Callibrating it is a tough one and will/should always require user interaction for a realiable callibration. There are seperate strategies to deal with that. You could ask users to hold there device in north direction and then recallibrate. If the users don't know where north is, you can ask them to direct zhe device towards the sun and based on location and time you can calculate where that is.

Leaving callibration aside, I would guess that your problem is that the readings you get from the sensor are inaccurate. Of course callibration is a prerequisite for accurate readings, but there are also other factors in play.

It is common practice to complement sensor data from one sensor with the data a different sensor to increase accuracy. You could use the GPS to determine a heading when the user is moving. If he's moving slowly however, this is inaccurate as well. You could integrate the data reported by the Accelerometer to guess about orientation changes (not the absolute orientation). But honestly a Gyrometer would be more ideal in this case.
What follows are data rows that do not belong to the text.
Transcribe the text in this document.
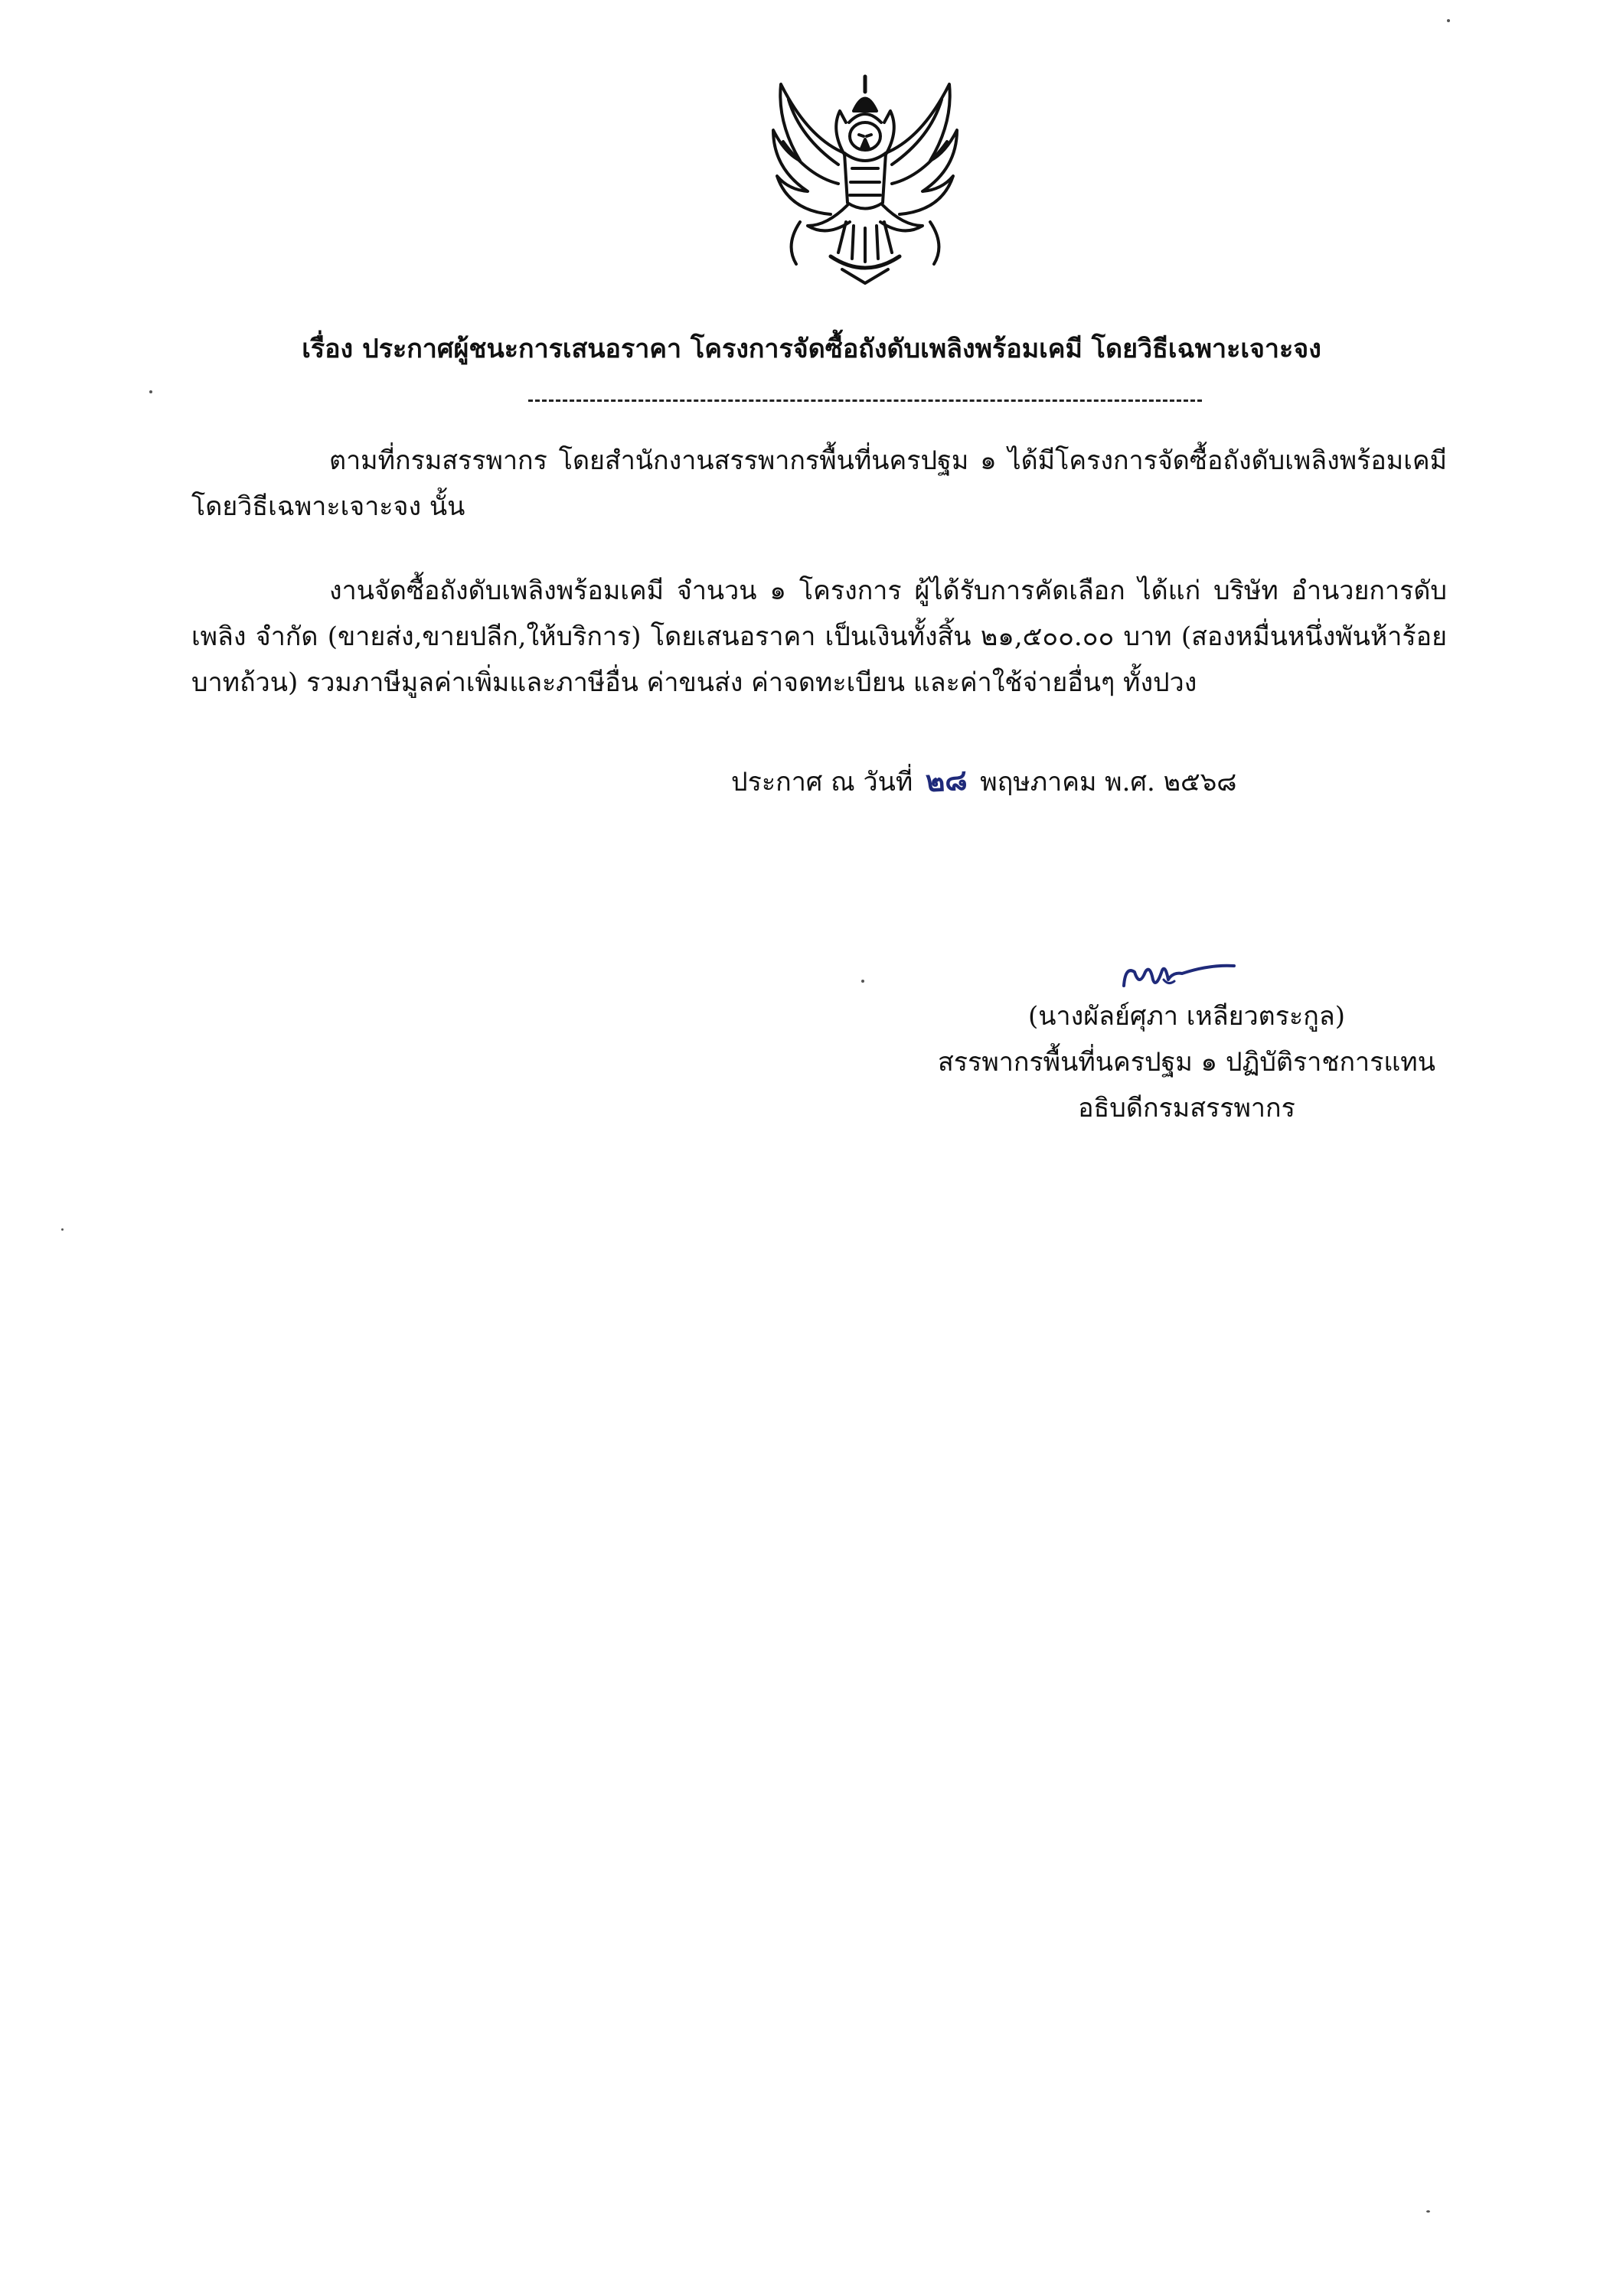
เรื่อง ประกาศผู้ชนะการเสนอราคา โครงการจัดซื้อถังดับเพลิงพร้อมเคมี โดยวิธีเฉพาะเจาะจง
ตามที่กรมสรรพากร โดยสำนักงานสรรพากรพื้นที่นครปฐม ๑ ได้มีโครงการจัดซื้อถังดับเพลิงพร้อมเคมี โดยวิธีเฉพาะเจาะจง นั้น
งานจัดซื้อถังดับเพลิงพร้อมเคมี จำนวน ๑ โครงการ ผู้ได้รับการคัดเลือก ได้แก่ บริษัท อำนวยการดับเพลิง จำกัด (ขายส่ง,ขายปลีก,ให้บริการ) โดยเสนอราคา เป็นเงินทั้งสิ้น ๒๑,๕๐๐.๐๐ บาท (สองหมื่นหนึ่งพันห้าร้อยบาทถ้วน) รวมภาษีมูลค่าเพิ่มและภาษีอื่น ค่าขนส่ง ค่าจดทะเบียน และค่าใช้จ่ายอื่นๆ ทั้งปวง
ประกาศ ณ วันที่ ๒๘ พฤษภาคม พ.ศ. ๒๕๖๘
(นางผัลย์ศุภา เหลียวตระกูล)
สรรพากรพื้นที่นครปฐม ๑ ปฏิบัติราชการแทน
อธิบดีกรมสรรพากร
Systems that work like this are sometimes called Inertial Navigation Systems (INS) because they can, given a fixed point in space, determine their subsequent relative position and orientation accurately without further external data. Using a Kalman filter is common practice to recallibrate the system from time to time when an absolute position (e.g. retrieved via GPS) is available.

Although it is unrealistic to implement a full-fledged INS, you can certainly draw a few ideas from how they work to make your orientation readings more accurate.